Megan must have really thought she was something - meeting with Hillary, Oprah and other people who ordinarily wouldn’t have given her a second thought. And after all...it’s not HER family they were trashing - not that she would have cared given how she’s treated her own family.
I almost feel sorry for Harry - the lost of his mother, the situation of his birth rendering him mostly meaningless for life. It’s now up to him to make something of himself and I don’t think he’s got the tools. Remember what our genius DJT said “I wish Harry a lot of luck...he’s going to need it”.
Those are all rumors. No evidence showing William going into a mosque to pray, etc. Whatever Diana was doing with her Muslim boyfriend had no bearing on her children. Do you honestly think for one minute that the Palace & Queen Elizabeth would have allowed William or Harry to convert to Islam? It would mean the end of the Royal Family, FFS!
I’ll give Markle credit for knowing the value of royal gossip in Hollywood and capitalizing on it.
Oprah taught her well...
Ooh that was brutal. 🤣
I see her in The Princes Dairies (not Diaries). Think of it as an update to Green Acres, with both of them needing to shovel manure.

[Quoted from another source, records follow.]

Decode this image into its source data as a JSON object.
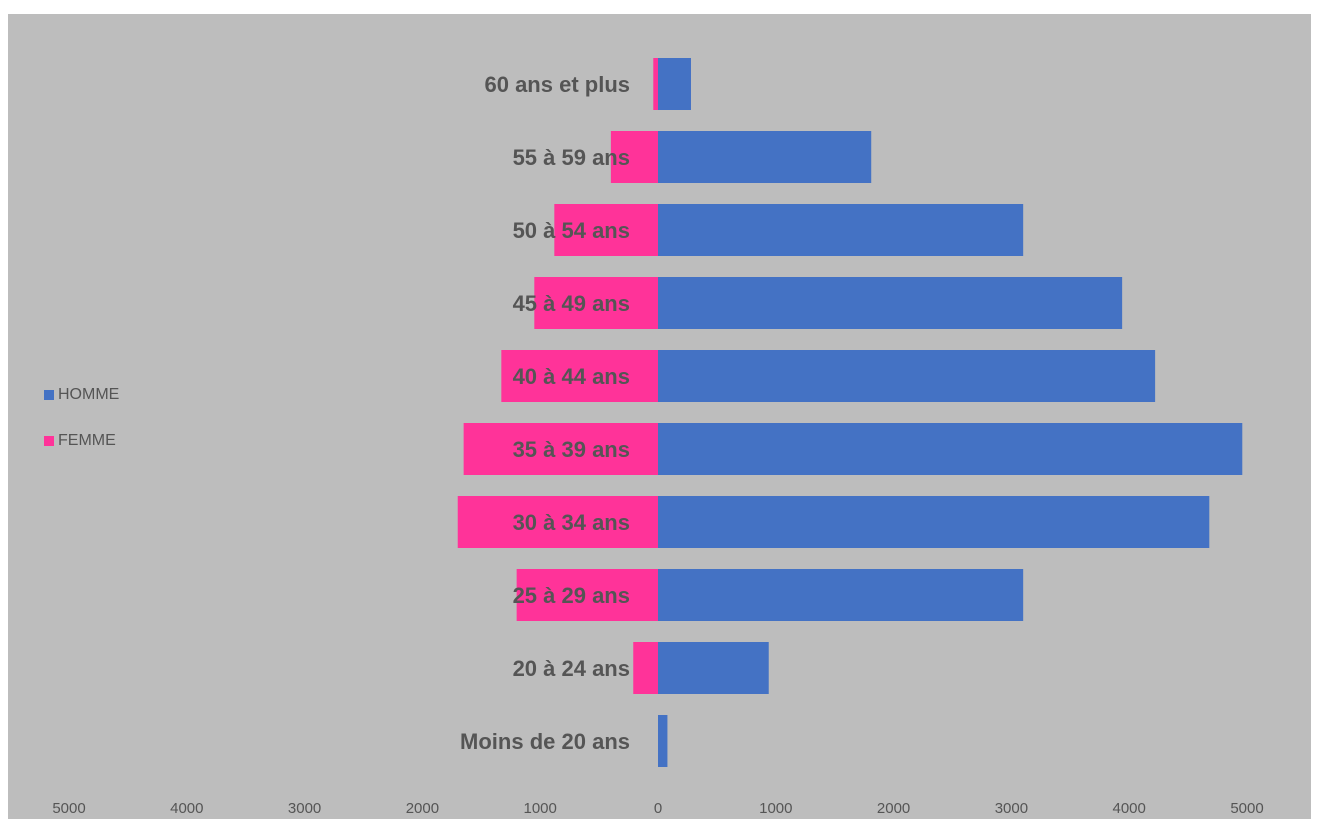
{
  "chart_data": {
    "type": "bar",
    "orientation": "horizontal",
    "layout": "population-pyramid",
    "categories": [
      "Moins de 20 ans",
      "20 à 24 ans",
      "25 à 29 ans",
      "30 à 34 ans",
      "35 à 39 ans",
      "40 à 44 ans",
      "45 à 49 ans",
      "50 à 54 ans",
      "55 à 59 ans",
      "60 ans et plus"
    ],
    "series": [
      {
        "name": "HOMME",
        "color": "#4472c4",
        "side": "right",
        "values": [
          80,
          940,
          3100,
          4680,
          4960,
          4220,
          3940,
          3100,
          1810,
          280
        ]
      },
      {
        "name": "FEMME",
        "color": "#ff3399",
        "side": "left",
        "values": [
          0,
          210,
          1200,
          1700,
          1650,
          1330,
          1050,
          880,
          400,
          40
        ]
      }
    ],
    "x_ticks": [
      "5000",
      "4000",
      "3000",
      "2000",
      "1000",
      "0",
      "1000",
      "2000",
      "3000",
      "4000",
      "5000"
    ],
    "xlim": [
      -5000,
      5000
    ],
    "grid": false,
    "legend_position": "left"
  }
}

Maybe she could be kicked in the head a couple of times each week.
I binge-watched Suits this past week. She did a very good job as Rachel Zane.
Maybe they can do a series on buying abandoned storage units and bitch about how hard it is to clean them out.
That is why Philip Mountbatten did what had to be done.
Imagine a Muslim half sibling to the King of England.
Philip was above all a man of tradition.
So why is WME repping Markle and Archewell...?
And still wondering if Harry is here on a visa that allows the Harkles to dodge US income taxes..
I could live on $150 million.
He is not a muslim. Sheeesh.
Your news is 26 years behind the times. Had you watched any of the recent coronation, you would have heard Charles taking the oath to uphold the Christian religion. Several times. In Westminster and in the cathedral. He and horseface had their marriage blessed in an Anglican church. He has spoken out multiple times about persecuted Christians in the Middle East. He has made a pilgrimage to the shrine dedicated to Philip's mother, who became a nun after Philip's father abandoned her.
The job of the Royals is to be diplomats to all communities in their 42-member Commonwealth and also within the UK. This often involves polite photo-ops with all minority groups. You will see them photographed with Sikhs, Hindus, Jews, blacks, LGBTs, and muslims. That doesn't mean they are becoming one.
It is definitely satire.
Note the photo credit for 4th of July pics.
They’re from the Harkles’ pet paps.
Harry used his daughter for a photo op.
They aren’t Muslim. They are not Christians, either. And the royal family, which I do NOT admire, still behaves better than she has imagined behaving.